Karen
Fernau
Mar 11, 2009
Chicken-fried steak is not for the faint of heart.
This Frisbee-size meal – a tenderized beef cube steak coated with seasoned flour, fried in a skillet and smothered with gravy – appeals to those with he-man appetites and no fear of artery-clogging fats.
One serving of CFS, as it is affectionately called, contains a boatload of saturated fat, about 35 grams. But to the legions of devoted eaters, chicken-fried steak is worth every heart-threatening bite.
“We have regulars who come in here and only order the chicken fried. It’s comfort food at its best, a meal with a following as loyal as it gets,” said Steve Freidkin, owner of TexAz Grill, a Phoenix eatery with an outdoor sign that tracks its sales of chicken-fried steak (more than 700,000 and counting) since opening 23 years ago.
Phoenix landscape architect Carlton Beckstrand, a Texas native who has been eating CFS at TexAz since Day 1, goes so far as to call the meal “comforting health food.”
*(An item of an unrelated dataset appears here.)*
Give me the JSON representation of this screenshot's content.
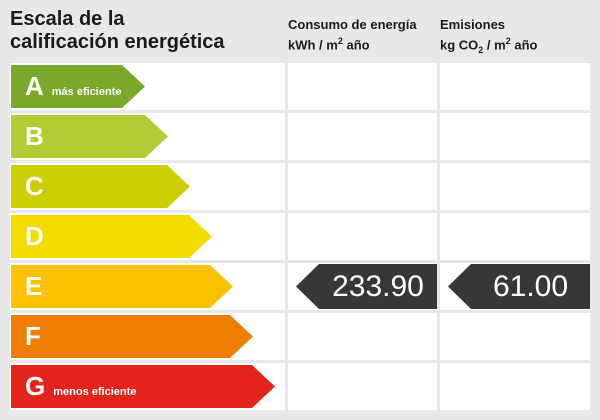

“I think it’s a health food, because the worst thing our bodies face, especially today, is stress, and this dish touches you in a place that’s home. It takes away the stress. It takes you back to a happy place,” said Beckstrand, who considers the TexAz CFS the best west of the Pecos River.
That place that’s home most often is Western or Southern states. Texans like to take credit for CFS, while Oklahomans claim it as their official state dish. The precise origin of the dish, however, remains as fuzzy as its name.
An oft-reported tale credits a dense short-order cook in a small cafe in Lamesa, Texas, for confusing a waitress’ order for chicken and fried steak to mean frying a steak like you would fry a chicken. Although entertaining, the story is not true. A newspaper reporter wrote the story as a spoof that, unfortunately, many people still believe.
Food historians credit the dish to European immigrants who knew how to make tough meats palatable. Think Wiener schnitzel, a tenderized veal cutlet, coated with flour, eggs and bread crumbs and fried.
At first glance, CFS might look like a simple country meal that anyone with an iron skillet, pounded beef, flour and grease can make. But connoisseurs of the dish know it needs the right ingredients and technique.
Real chicken-fried steak starts as round steak that’s pounded thin or run through a tenderizer, dipped in buttermilk, then dredged in flour, salt and pepper. It’s fried in melted shortening in a cast-iron skillet to achieve a crisp, brown edge, but never a hard or thick crust. Finally, a milk or cream gravy is made from pan drippings.
This dish screams for a side of mashed potatoes, which is the standard at TexAz. If customers want a little green on their plate, the cook adds a jalapeño pepper.
On any day of the week, Freidkin’s restaurant is jam-packed with customers who appreciate CFS for its pedestrian, down-home appeal.
“You have to understand,” he said, “we don’t do al dente in Texas. We eat what we like – real food.”